A strange sea monster swam through the tropical sea. She was older than the captured creature, her skin a darker mahogany, her hair a lighter green, her tails dappled with silver. She was pregnant.

She swam through swiftly shoaling water to a white beach, an isolated island in the expanse of the ocean. The sea monster struggled onto the sand, rolling in the warmth of it, nesting in it, pillowing her belly.

Marie-Josèphe’s sea monster writhed onto the beach beside the pregnant monster. The male sea monster followed, and another. They surrounded the mother sea monster, grooming her hair, rubbing her back, stroking her belly.
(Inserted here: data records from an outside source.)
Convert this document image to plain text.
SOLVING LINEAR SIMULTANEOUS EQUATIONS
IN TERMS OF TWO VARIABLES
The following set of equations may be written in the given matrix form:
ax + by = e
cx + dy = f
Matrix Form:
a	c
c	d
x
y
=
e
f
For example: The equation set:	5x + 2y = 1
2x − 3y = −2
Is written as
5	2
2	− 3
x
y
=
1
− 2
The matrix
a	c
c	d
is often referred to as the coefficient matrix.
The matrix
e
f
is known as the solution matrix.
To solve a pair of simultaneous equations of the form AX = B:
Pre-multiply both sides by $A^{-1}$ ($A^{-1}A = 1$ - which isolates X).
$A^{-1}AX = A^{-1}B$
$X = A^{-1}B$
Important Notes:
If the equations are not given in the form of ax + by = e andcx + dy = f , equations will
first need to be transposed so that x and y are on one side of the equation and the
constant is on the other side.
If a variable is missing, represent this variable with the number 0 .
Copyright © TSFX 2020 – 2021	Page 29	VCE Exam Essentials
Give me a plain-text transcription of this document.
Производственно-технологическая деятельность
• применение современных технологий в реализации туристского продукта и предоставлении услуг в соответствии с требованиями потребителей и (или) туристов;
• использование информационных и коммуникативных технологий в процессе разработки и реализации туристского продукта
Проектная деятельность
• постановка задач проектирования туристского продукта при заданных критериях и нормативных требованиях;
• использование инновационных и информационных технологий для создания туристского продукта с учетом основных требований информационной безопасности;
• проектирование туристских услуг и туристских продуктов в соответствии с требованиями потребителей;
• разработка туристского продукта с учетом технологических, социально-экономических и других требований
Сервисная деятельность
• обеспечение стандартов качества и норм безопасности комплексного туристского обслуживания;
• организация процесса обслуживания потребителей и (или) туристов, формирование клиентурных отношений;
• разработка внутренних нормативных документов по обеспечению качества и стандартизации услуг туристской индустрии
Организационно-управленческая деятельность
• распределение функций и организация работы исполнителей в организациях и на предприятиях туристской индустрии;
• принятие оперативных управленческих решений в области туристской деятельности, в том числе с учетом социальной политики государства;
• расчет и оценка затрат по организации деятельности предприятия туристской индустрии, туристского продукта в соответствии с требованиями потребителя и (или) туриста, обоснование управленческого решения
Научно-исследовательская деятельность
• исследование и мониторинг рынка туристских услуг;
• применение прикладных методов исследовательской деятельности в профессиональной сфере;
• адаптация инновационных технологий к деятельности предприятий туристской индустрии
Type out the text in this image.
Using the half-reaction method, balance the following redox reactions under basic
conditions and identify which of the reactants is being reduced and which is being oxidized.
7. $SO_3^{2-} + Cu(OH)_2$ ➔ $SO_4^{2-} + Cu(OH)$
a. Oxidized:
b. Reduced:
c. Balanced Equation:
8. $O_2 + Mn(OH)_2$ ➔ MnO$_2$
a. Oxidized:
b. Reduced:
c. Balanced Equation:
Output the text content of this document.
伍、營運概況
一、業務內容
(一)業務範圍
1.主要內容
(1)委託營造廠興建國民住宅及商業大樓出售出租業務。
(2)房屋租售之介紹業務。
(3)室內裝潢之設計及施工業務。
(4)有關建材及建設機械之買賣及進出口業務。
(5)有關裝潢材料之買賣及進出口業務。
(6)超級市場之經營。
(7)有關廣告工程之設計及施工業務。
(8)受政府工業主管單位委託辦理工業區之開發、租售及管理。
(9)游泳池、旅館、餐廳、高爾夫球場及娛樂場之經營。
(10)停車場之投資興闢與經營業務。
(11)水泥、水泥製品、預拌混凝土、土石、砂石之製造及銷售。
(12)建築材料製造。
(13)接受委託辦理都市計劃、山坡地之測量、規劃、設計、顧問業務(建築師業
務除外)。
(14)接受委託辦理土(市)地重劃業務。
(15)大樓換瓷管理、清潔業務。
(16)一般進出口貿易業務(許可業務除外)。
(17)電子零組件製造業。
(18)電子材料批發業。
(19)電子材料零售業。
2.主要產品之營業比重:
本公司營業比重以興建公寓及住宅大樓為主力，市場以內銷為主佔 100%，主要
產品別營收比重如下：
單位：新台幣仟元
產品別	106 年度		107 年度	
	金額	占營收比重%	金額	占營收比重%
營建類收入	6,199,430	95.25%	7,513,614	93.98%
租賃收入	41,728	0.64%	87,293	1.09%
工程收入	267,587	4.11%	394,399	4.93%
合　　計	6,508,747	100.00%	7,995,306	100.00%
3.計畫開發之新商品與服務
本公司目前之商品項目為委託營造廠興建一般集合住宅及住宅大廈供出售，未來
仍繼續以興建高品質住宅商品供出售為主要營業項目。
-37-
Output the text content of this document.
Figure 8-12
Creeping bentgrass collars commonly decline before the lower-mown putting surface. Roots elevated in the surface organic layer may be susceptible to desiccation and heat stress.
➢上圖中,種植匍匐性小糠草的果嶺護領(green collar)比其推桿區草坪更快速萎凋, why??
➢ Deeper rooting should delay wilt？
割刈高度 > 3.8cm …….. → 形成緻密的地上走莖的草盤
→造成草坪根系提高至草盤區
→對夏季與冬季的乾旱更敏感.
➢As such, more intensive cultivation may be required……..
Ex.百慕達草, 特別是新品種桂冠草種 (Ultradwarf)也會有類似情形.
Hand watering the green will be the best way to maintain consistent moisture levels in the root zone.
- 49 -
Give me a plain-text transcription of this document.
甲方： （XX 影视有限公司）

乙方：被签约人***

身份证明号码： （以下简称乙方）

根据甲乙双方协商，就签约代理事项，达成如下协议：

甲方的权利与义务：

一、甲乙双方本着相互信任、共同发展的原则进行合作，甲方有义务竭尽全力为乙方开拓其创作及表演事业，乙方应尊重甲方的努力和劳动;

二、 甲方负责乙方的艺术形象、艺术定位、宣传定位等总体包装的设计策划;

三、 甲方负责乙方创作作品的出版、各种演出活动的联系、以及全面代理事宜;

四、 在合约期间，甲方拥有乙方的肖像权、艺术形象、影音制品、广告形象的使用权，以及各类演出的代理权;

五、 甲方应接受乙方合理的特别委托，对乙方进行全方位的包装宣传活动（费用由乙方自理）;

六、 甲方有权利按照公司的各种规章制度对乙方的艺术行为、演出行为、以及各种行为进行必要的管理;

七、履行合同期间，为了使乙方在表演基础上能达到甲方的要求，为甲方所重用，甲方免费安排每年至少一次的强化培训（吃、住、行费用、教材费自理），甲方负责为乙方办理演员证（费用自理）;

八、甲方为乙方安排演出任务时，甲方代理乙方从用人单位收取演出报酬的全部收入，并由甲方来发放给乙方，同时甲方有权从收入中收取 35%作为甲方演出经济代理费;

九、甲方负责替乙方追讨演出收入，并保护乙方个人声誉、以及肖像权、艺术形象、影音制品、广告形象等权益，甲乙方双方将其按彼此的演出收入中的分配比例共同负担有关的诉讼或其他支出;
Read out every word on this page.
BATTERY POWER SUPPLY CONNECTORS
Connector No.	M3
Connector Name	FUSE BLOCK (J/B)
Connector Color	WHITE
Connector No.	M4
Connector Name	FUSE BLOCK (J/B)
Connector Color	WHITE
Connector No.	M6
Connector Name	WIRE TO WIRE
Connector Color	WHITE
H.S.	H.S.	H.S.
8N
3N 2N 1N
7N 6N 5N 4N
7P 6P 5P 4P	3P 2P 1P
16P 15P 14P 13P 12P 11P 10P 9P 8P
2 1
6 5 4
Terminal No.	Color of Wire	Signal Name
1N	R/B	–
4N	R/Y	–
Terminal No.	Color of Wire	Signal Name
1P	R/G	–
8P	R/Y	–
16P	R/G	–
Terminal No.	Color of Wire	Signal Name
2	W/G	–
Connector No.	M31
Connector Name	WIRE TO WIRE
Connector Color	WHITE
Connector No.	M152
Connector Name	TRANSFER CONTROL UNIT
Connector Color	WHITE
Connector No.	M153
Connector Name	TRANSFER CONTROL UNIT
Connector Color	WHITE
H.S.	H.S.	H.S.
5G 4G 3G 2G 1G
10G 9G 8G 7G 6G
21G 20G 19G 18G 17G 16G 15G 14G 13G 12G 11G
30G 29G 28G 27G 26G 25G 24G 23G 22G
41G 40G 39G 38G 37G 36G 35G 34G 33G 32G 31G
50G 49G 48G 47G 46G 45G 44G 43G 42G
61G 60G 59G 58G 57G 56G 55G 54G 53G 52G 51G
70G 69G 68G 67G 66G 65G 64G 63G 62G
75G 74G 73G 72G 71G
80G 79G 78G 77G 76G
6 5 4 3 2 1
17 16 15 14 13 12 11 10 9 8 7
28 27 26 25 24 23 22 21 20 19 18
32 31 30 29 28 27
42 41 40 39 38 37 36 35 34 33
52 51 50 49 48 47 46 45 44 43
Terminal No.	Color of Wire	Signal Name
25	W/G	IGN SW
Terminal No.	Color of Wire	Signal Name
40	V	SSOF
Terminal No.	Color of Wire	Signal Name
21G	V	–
The mother sea monster moaned, and wailed, and her body tensed; the aunt and uncle sea monsters supported her so she lay reclining. Marie-Josèphe watched the birth with dread and fascination. It was difficult, painful for the mother, more like the birth of a baby than like the easy births of animals. But finally the wizened baby sea monster lay against its mother’s breast. She held it, crooned to it, and let it suckle while her family washed it with warm sea water and unfolded its wrinkled, webbed toes.